Lübnan’daki İslami Grup, Azzam El-Eyubi’ye Karşı Güven Tazeledi

Lübnan İslami Grubu El-Cemaat’ül İslamiyye’nin İstişare Konseyi, Azzam El-Eyubi’nin ikinci kez Genel Sekreter seçildiğini açıkladı. 27 Ocak 2019 tarihinde web sitesinde yayımlanan açıklamada İslami Grup, “seçimlerin grubun iç düzenlemelerine uygun ve ihtiyatlı bir atmosferde gerçekleştiğini” söyledi. El-Eyubi’nin 2016 yılında grubun liderliğini üstlendiğine dikkat edilmelidir.

El-Eyubi ise, grup içindeki muhalif hareketin varlığına rağmen, yeni bir dönem için seçilmesini, daha önce benimsemiş olduğu yaklaşımın destek kazandığına ve gruptaki tüm üyeler ve destekçilerinin arzu ettiği reformları ve ilerlemeleri gerçekleştirmek için buna devam etmek istediğine dair bir işaret olarak değerlendirdi.
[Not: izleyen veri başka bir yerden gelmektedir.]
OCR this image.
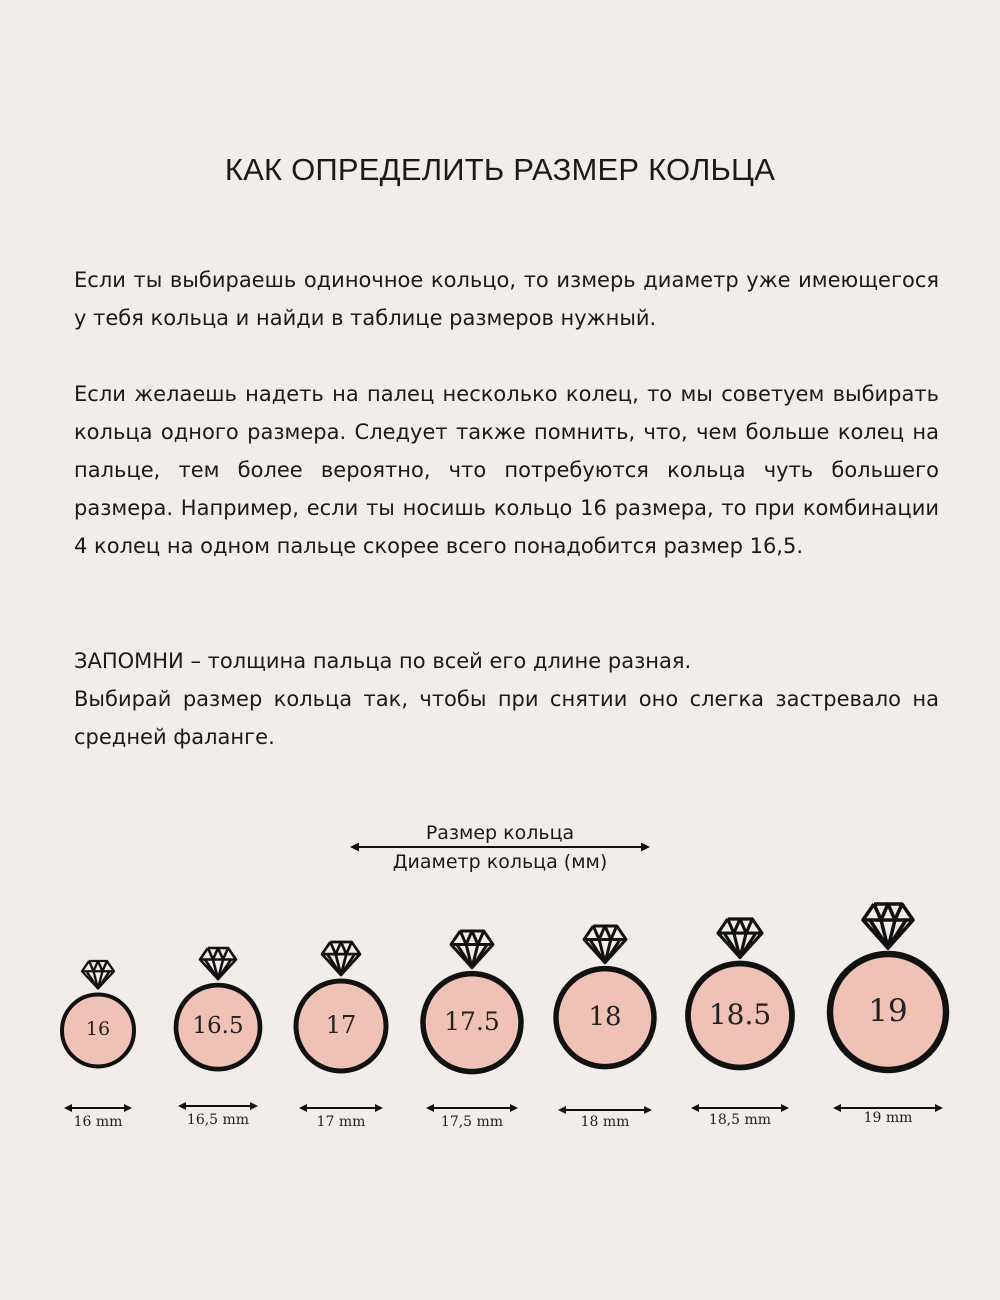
КАК ОПРЕДЕЛИТЬ РАЗМЕР КОЛЬЦА

Если ты выбираешь одиночное кольцо, то измерь диаметр уже имеющегося у тебя кольца и найди в таблице размеров нужный.

Если желаешь надеть на палец несколько колец, то мы советуем выбирать кольца одного размера. Следует также помнить, что, чем больше колец на пальце, тем более вероятно, что потребуются кольца чуть большего размера. Например, если ты носишь кольцо 16 размера, то при комбинации 4 колец на одном пальце скорее всего понадобится размер 16,5.

ЗАПОМНИ – толщина пальца по всей его длине разная.

Выбирай размер кольца так, чтобы при снятии оно слегка застревало на средней фаланге.

Размер кольца
Диаметр кольца (мм)
16
16 mm
16.5
16,5 mm
17
17 mm
17.5
17,5 mm
18
18 mm
18.5
18,5 mm
19
19 mm
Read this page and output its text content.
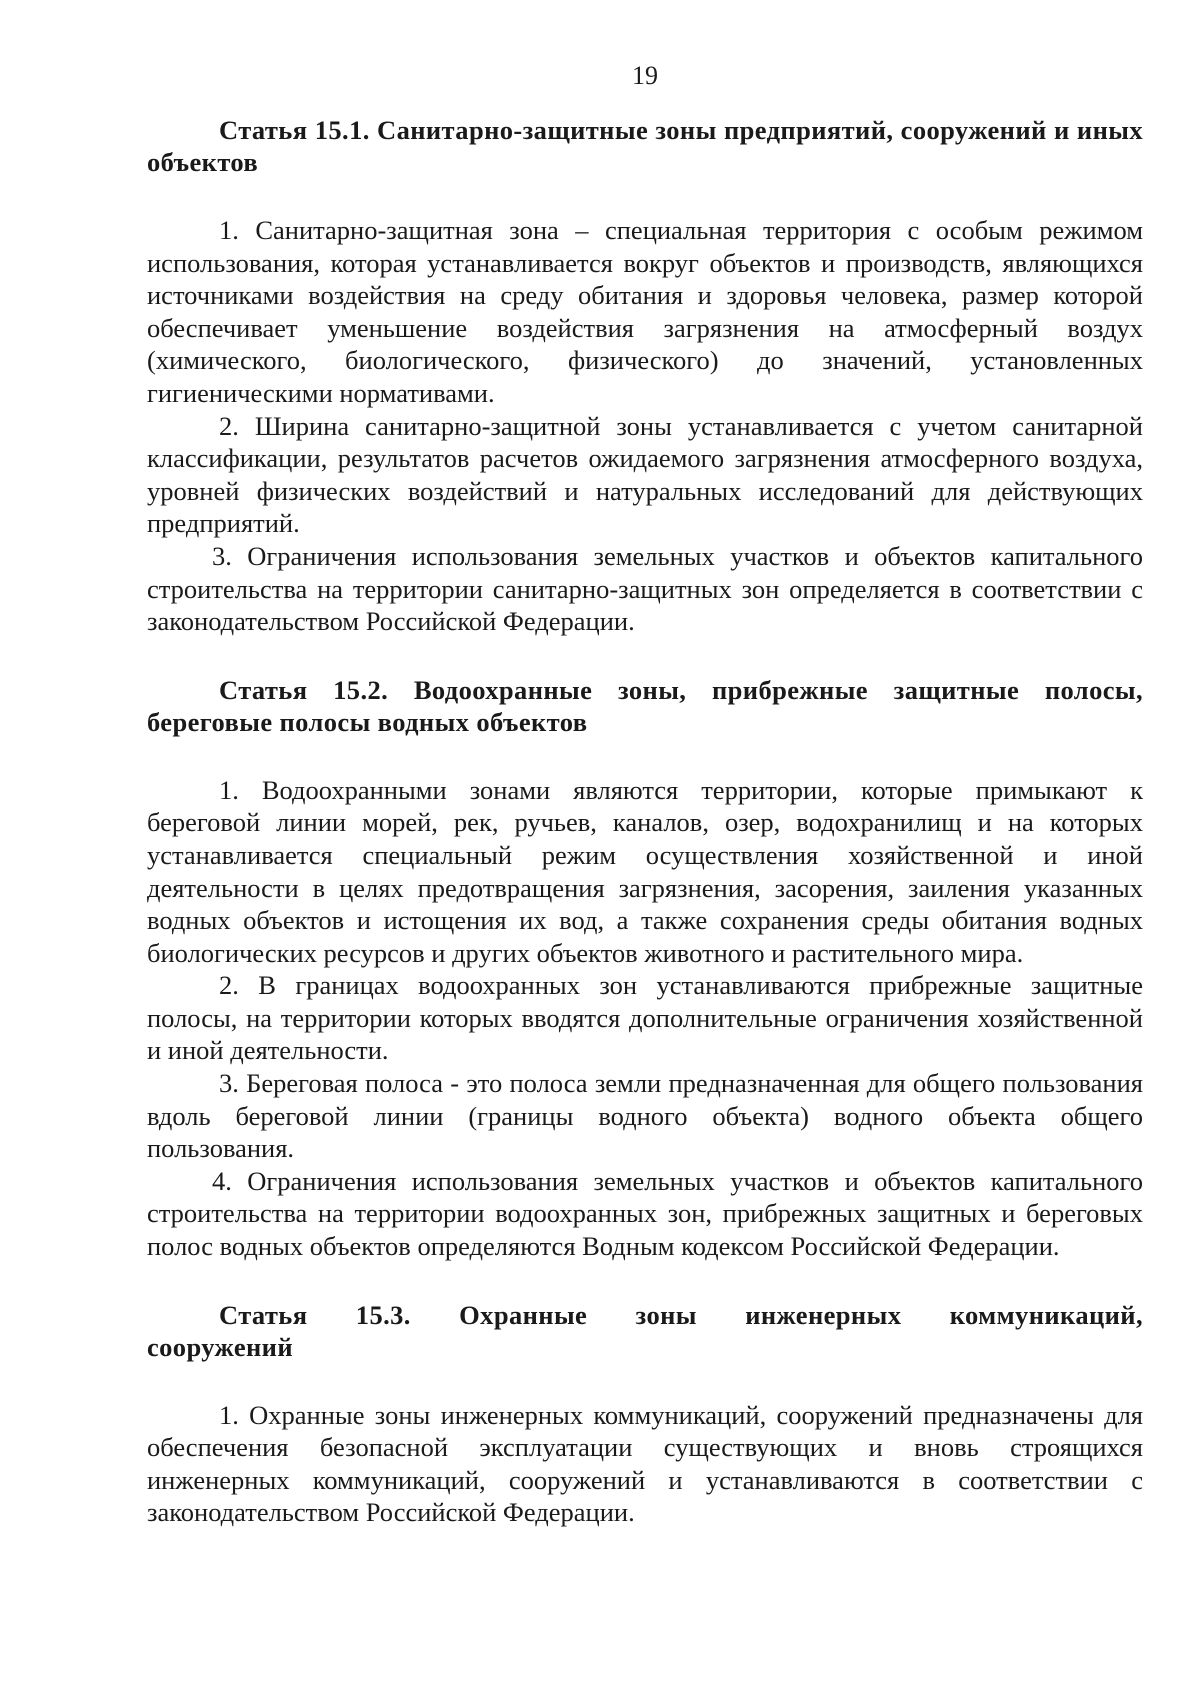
19
Статья 15.1. Санитарно-защитные зоны предприятий, сооружений и иных объектов

1. Санитарно-защитная зона – специальная территория с особым режимом использования, которая устанавливается вокруг объектов и производств, являющихся источниками воздействия на среду обитания и здоровья человека, размер которой обеспечивает уменьшение воздействия загрязнения на атмосферный воздух (химического, биологического, физического) до значений, установленных гигиеническими нормативами.

2. Ширина санитарно-защитной зоны устанавливается с учетом санитарной классификации, результатов расчетов ожидаемого загрязнения атмосферного воздуха, уровней физических воздействий и натуральных исследований для действующих предприятий.

3. Ограничения использования земельных участков и объектов капитального строительства на территории санитарно-защитных зон определяется в соответствии с законодательством Российской Федерации.

Статья 15.2. Водоохранные зоны, прибрежные защитные полосы, береговые полосы водных объектов

1. Водоохранными зонами являются территории, которые примыкают к береговой линии морей, рек, ручьев, каналов, озер, водохранилищ и на которых устанавливается специальный режим осуществления хозяйственной и иной деятельности в целях предотвращения загрязнения, засорения, заиления указанных водных объектов и истощения их вод, а также сохранения среды обитания водных биологических ресурсов и других объектов животного и растительного мира.

2. В границах водоохранных зон устанавливаются прибрежные защитные полосы, на территории которых вводятся дополнительные ограничения хозяйственной и иной деятельности.

3. Береговая полоса - это полоса земли предназначенная для общего пользования вдоль береговой линии (границы водного объекта) водного объекта общего пользования.

4. Ограничения использования земельных участков и объектов капитального строительства на территории водоохранных зон, прибрежных защитных и береговых полос водных объектов определяются Водным кодексом Российской Федерации.

Статья 15.3. Охранные зоны инженерных коммуникаций, сооружений

1. Охранные зоны инженерных коммуникаций, сооружений предназначены для обеспечения безопасной эксплуатации существующих и вновь строящихся инженерных коммуникаций, сооружений и устанавливаются в соответствии с законодательством Российской Федерации.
El-Eyubi, görüşlerine karşı yürütülen, gözlemciler tarafından “sert” olarak tanımlanan muhalefet ile ilgili olarak ise “uygulamak için beklediği değişimin, grubun iç düzenlemeleri tarafından kabul edilen prosedürlerle uyumlu olduğunu ve muhalefetin aynı zamanda grubun görüşlerini ve itirazlarını özgürce ifade etmelerini sağlayan düzenlemelere karşı da yumuşak başlı olması gerektiğini” söyledi. Ayrıca “çeşitliliğin grup çalışmalarını zenginleştirdiğini ve grubun kendi kendini yok etmesini önlediğini” belirten El-Eyubi, aynı zamanda “değişim sürecini durdurma girişimine” karşı da uyarıda bulundu.

El-Eyubi, Lübnan’daki hareketin esas kurucuları arasında olmayan ilk Genel Sekreterdir. Grup için, 2017 yılında yayımlanan ve ikinci döneminde uygulanacak olan reformist bir vizyon benimsemiştir. 2017 yılında ortaya atılan “bir ulus vizyonu” belgesi, İslami Grup tarafından yapılan açıklamada, herkese güven veren ve “İslamcıları” arzulanan rönesansın aktif iştirakçisi olarak tanımlayan bir atmosferi yaratacak, ulusal unsurlara daha fazla açıklık sağlayan bir vizyon olarak tanımlandı.

Vizyon ayrıca, grup tarafından her zaman kabul edilen “dünyayı inşa etme sorumluluğunun ayrılmaz bir parçası olarak insan, toplum ve devlet ile ilgili bir reformist hareket” kimliğini savunurken, bu açıklığa ulaşmak için atılması gereken adımlarda halkın nasıl ikna edileceğine dair bir öneride bulunmaktaydı.